Madrilène de naissance, Michel del Castillo constate quelque part dans ce livre qu'en histoire la mode actuelle est à la longue durée qui omet le rôle des personnages illustres. Aussi choisit-il tout le contraire pour ce "Dictionnaire amoureux", avec une préférence marquée pour les chefs célèbres des royaumes musulmans d'Al Andalous, les Rois Catholiques ou encore Charles-Quint. Avec Albeniz, de Falla pour la culture musicale, avec Cervantès, Lorca ou Gongora pour la culture littéraire, avec Unamuno et Ortega y Gasset du côté des essayistes... Les figures tirées de l'histoire et de la fiction comme le Cid, don Quichotte ou la Célestine de Rojas permettent de rendre hommage à une culture classique chère à l'auteur. Il analyse avec pertinence le rôle novateur qu'eut le "Don Quichotte" de Cervantès : l'invention du roman moderne. Néanmoins l'époque la plus contemporaine émerge très modestement, avec le seul Almodovar. En dehors des hommes illustres, peu de femmes : Thérèse d'Avila bien sûr — mais classée à Avila pas à Thérèse !

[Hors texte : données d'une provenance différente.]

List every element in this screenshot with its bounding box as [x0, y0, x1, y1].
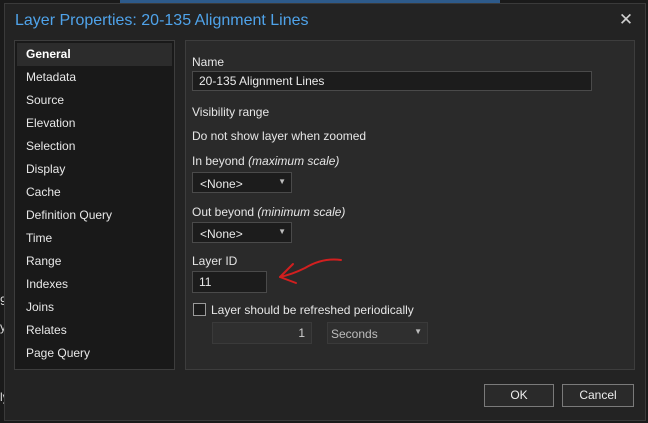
ok-button[interactable]: OK [484, 384, 554, 407]
close-icon[interactable]: ✕ [617, 11, 635, 29]
in-beyond-value: <None> [200, 177, 243, 191]
chevron-down-icon: ▼ [278, 177, 286, 186]
nav-item-indexes[interactable]: Indexes [15, 273, 174, 296]
nav-item-definition-query[interactable]: Definition Query [15, 204, 174, 227]
red-arrow-annotation [279, 258, 342, 284]
refresh-checkbox[interactable] [193, 303, 206, 316]
refresh-unit-value: Seconds [331, 327, 378, 341]
nav-item-selection[interactable]: Selection [15, 135, 174, 158]
in-beyond-label: In beyond (maximum scale) [192, 154, 339, 168]
nav-item-time[interactable]: Time [15, 227, 174, 250]
name-label: Name [192, 55, 225, 69]
nav-item-metadata[interactable]: Metadata [15, 66, 174, 89]
name-field[interactable] [192, 71, 592, 91]
cancel-button[interactable]: Cancel [562, 384, 634, 407]
out-beyond-label-text: Out beyond [192, 205, 255, 219]
dialog-titlebar[interactable]: Layer Properties: 20-135 Alignment Lines… [5, 4, 645, 38]
nav-item-source[interactable]: Source [15, 89, 174, 112]
out-beyond-value: <None> [200, 227, 243, 241]
chevron-down-icon: ▼ [278, 227, 286, 236]
nav-item-page-query[interactable]: Page Query [15, 342, 174, 365]
out-beyond-hint: (minimum scale) [257, 205, 346, 219]
nav-item-range[interactable]: Range [15, 250, 174, 273]
nav-item-general[interactable]: General [17, 43, 172, 66]
refresh-interval-field[interactable] [212, 322, 312, 344]
layer-id-label: Layer ID [192, 254, 238, 268]
nav-item-cache[interactable]: Cache [15, 181, 174, 204]
visibility-range-label: Visibility range [192, 105, 270, 119]
general-panel: Name Visibility range Do not show layer … [185, 40, 635, 370]
nav-item-elevation[interactable]: Elevation [15, 112, 174, 135]
refresh-label: Layer should be refreshed periodically [211, 303, 414, 317]
chevron-down-icon: ▼ [414, 327, 422, 336]
in-beyond-label-text: In beyond [192, 154, 245, 168]
nav-item-relates[interactable]: Relates [15, 319, 174, 342]
out-beyond-label: Out beyond (minimum scale) [192, 205, 345, 219]
out-beyond-dropdown[interactable]: <None> ▼ [192, 222, 292, 243]
in-beyond-dropdown[interactable]: <None> ▼ [192, 172, 292, 193]
refresh-unit-dropdown[interactable]: Seconds ▼ [327, 322, 428, 344]
properties-nav-list: General Metadata Source Elevation Select… [14, 40, 175, 370]
dialog-title: Layer Properties: 20-135 Alignment Lines [15, 12, 309, 29]
layer-properties-dialog: Layer Properties: 20-135 Alignment Lines… [4, 3, 646, 421]
do-not-show-label: Do not show layer when zoomed [192, 129, 367, 143]
nav-item-display[interactable]: Display [15, 158, 174, 181]
in-beyond-hint: (maximum scale) [248, 154, 340, 168]
nav-item-joins[interactable]: Joins [15, 296, 174, 319]
layer-id-field[interactable] [192, 271, 267, 293]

• Autant dire qu'on est assez loin d'un guide de voyage aguichant — exception faite d'un coup de chapeau pour Barcelone, qualifiée d'unique métropole du pays, autrefois victime du choix de Séville pour exploiter la Découverte —du Nouveau Monde— puis victime de l'arrogance madrilène contre une cité trop joyeuse et anarchiste. Sa situation géographique est une entorse au principe de dualité qui traverse ce "Dictionnaire amoureux" : opposition entre le Sud riche de son héritage arabo-musulman, de son architecture, et de son soleil... et le Nord sombre, étroitement catholique, aux hidalgos austères enracinés en vieille Castille, terre marquée encore par l'esprit de la Reconquista et de la "limpieza de sangre". Si l'esprit catalan est présenté positivement, la dimension basque est minimisée, réduite au seul aspect, négatif, de l'ETA vivant du racket. L'auteur se plait à arpenter l'Albaïcin, à s'imaginer au cœur de la Cordoue omeyyade, ou à Tolède au temps d'Alphonse X, parmi les Juifs qui ont relayé vers l'Europe chrétienne les trésors des cultures gréco-romaine puis arabo-musulmane. Finalement c'est une Espagne à la fois intellectuelle et nostalgique que propose Castillo, sans beaucoup d'égard pour la "movida" post-franquiste.
L'Escurial
• Le thème sans doute le plus caractéristique est celui de la douleur qui jaillit de siècles de passions et de violences. Un fil rouge relie les exactions des pouvoirs de toutes les époques : pratiquées par les conquérants maures fanatiques (Almohades, Almoravides), par les chevaliers de la Reconquista, par les Rois Catholiques expulsant les Juifs en 1492, par Philippe III déportant les Morisques en 1610, violences de l'Inquisition, violences de la guerre contre Napoléon, puis des guerres carlistes du XIXe siècle, plaie rouverte enfin par Franco en 1936-39 et les années de répression d'après-guerre. La liste n'est pas exhaustive. La douleur —à quoi on répond par le cri ou résiste par l'honneur — imprègne la culture savante comme la culture populaire : les poésies de Lorca, le flamenco des Gitans, les tableaux du Greco et de Goya, les combats de Manolete ou Ordoñez sur la plaza de toros... On bâillonnait les condamnés au bûcher : l'autodafé était un spectacle horrible donné par des inquisiteurs qui avaient passé des années d'études juridiques ! Les « bonnes âmes » d'aujourd'hui veulent seulement interdire la corrida.
Grenade et la sierra Nevada
• Michel del Castillo - Dictionnaire amoureux de l'Espagne. Plon, 2005. 408 pages.